By 2001 the Diamondbacks had all the pieces necessary to win a World Championship. They played in front of crowds of 40,000 excited fans who loved to be associated with a winner. Phoenix seemed to be on their way to becoming known as a baseball city.
In 2002, the team faltered in the play-offs to the St. Louis Cardinals and the run of championship baseball seemed to be coming to a close. The team had mortgaged heavily on continued large attendance. The fans began to dissipate looking elsewhere for a winning team to jump on the bandwagon.
When the D-backs began losing, interest waned in the Phoenix market. There were a few diehard fans that supported the team but the core fan base all but disappeared. When new ownership took over they found themselves on the brink of bankruptcy with a shrinking fan base.
Success in 2007 would help the team regain some of the lost fan base but missteps in the front office all but guaranteed that the team would not repeat the success in 2008. Injuries to players such as ace Brandon Webb and more mistakes by the General Manager and player personnel would result in two and a half years of miserable baseball.
The team finally made changes in the summer of 2010 firing the General Manager Josh Byrnes and manager AJ Hinch. Newly named GM Kevin Towers would have his work cut out for him attempting to rebuild a franchise that found itself near the bottom of almost every category on and off the field.
The 2011 season has been a pleasant surprise. Most experts predicted another dismal season for the Diamondbacks and given their play during Spring Training it was hard to argue against that assessment. Once the season started, Arizona began playing with a new level of energy and confidence not seen in a very long time.
Despite predictions of their demise, these Diamondbacks were brimming with confidence and showed a “never say die” attitude that resulted in every game being played with the energy of a post-season playoff. After rolling off a long winning streak the Diamondbacks found themselves in second place behind the World Champion San Francisco Giants.
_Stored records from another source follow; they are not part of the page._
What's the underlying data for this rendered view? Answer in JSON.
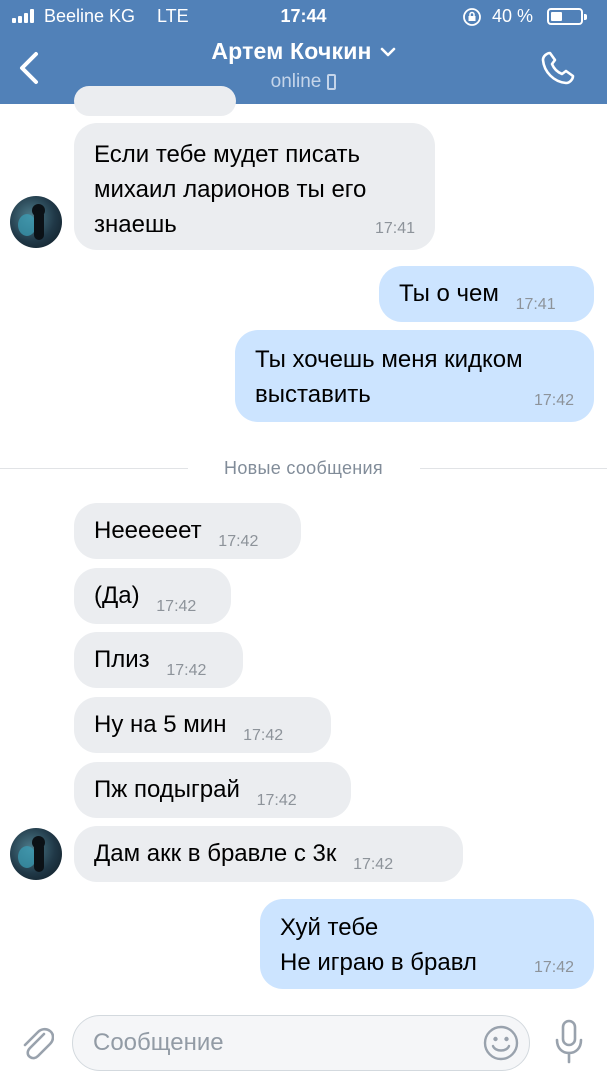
{
  "status_bar": {
    "carrier": "Beeline KG",
    "network": "LTE",
    "time": "17:44",
    "battery_percent": "40 %",
    "battery_level": 0.4
  },
  "header": {
    "contact_name": "Артем Кочкин",
    "contact_status": "online"
  },
  "messages": [
    {
      "text": "Если тебе мудет писать\nмихаил ларионов ты его\nзнаешь",
      "time": "17:41"
    },
    {
      "text": "Ты о чем",
      "time": "17:41"
    },
    {
      "text": "Ты хочешь меня кидком\nвыставить",
      "time": "17:42"
    },
    {
      "text": "Неееееет",
      "time": "17:42"
    },
    {
      "text": "(Да)",
      "time": "17:42"
    },
    {
      "text": "Плиз",
      "time": "17:42"
    },
    {
      "text": "Ну на 5 мин",
      "time": "17:42"
    },
    {
      "text": "Пж подыграй",
      "time": "17:42"
    },
    {
      "text": "Дам акк в бравле с 3к",
      "time": "17:42"
    },
    {
      "text": "Хуй тебе\nНе играю в бравл",
      "time": "17:42"
    }
  ],
  "divider_label": "Новые сообщения",
  "composer": {
    "placeholder": "Сообщение"
  },
  "colors": {
    "header_bg": "#5181b8",
    "incoming_bubble": "#ebedf0",
    "outgoing_bubble": "#cce4ff"
  },
  "icons": [
    "signal-icon",
    "lock-rotation-icon",
    "battery-icon",
    "back-chevron-icon",
    "chevron-down-icon",
    "phone-icon",
    "paperclip-icon",
    "emoji-icon",
    "microphone-icon"
  ]
}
In a recent road trip to the bay area the Diamondbacks took two of three from the Giants and were closing in first place. While the Diamondbacks have struggled they continued to make up ground finally taking first place this past week.
Fox Sports Arizona has seen a strong surge in television viewership setting all-time records for largest television ratings for baseball. Fans are starting to take notice and seem to be following the team but choosing not to attend games in person.
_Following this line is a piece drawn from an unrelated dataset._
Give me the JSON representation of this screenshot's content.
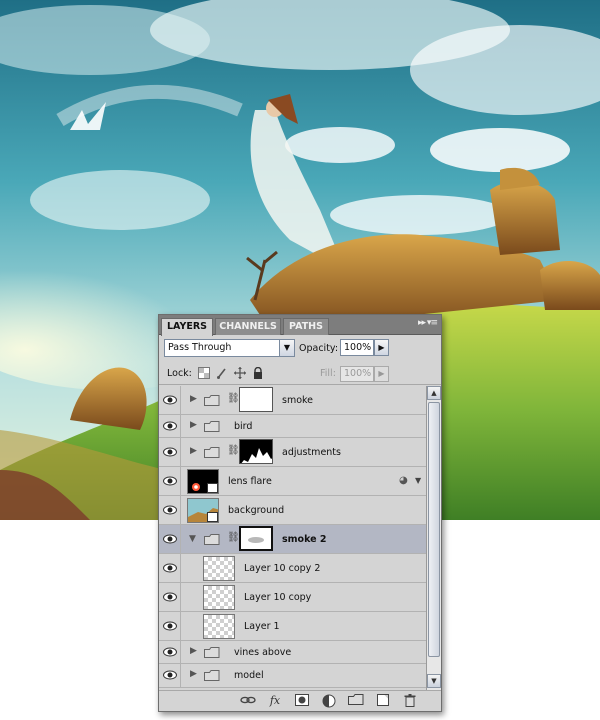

During the recently concluded home stand against the Houston Astros the Diamondbacks averaged just over 17,000 fans per game; hardly the crowd you would expect for a team in first place.
Last night against the New York Mets the crowd was announced at just over 25,000 which is just over half the capacity of Chase Field. The Diamondbacks have done their part offering deals to entice fans into coming to the ballpark.
Against Houston the Diamondbacks offered six kids tickets for each paid adult yet there were still paltry attendance numbers. There have been similar offers of buy-one-get-one-free that don’t seem to be resonating with the fans either.
After last night’s game Diamondbacks CEO Derrick Hall offered all seats in the upper deck for $4 each just by mentioning his twitter offer to the box office. It will be curious to see whether this latest plea for fans to attend has any success.
The players are giving their all and the quality of entertainment is second to none. The kind of season the Diamondbacks are having only comes around a few times in a lifetime yet for many they’ll never experience the excitement of a team overcoming adversity and reaching beyond the expectations of everyone.
Hopefully Phoenix can sweep off their apathy in time to wake up and experience the magic. As for me, I’ll be in the same place I have been for the last 14 years – in my seat at Chase Field cheering and thanking the baseball Gods that I am able to experience the joys of baseball.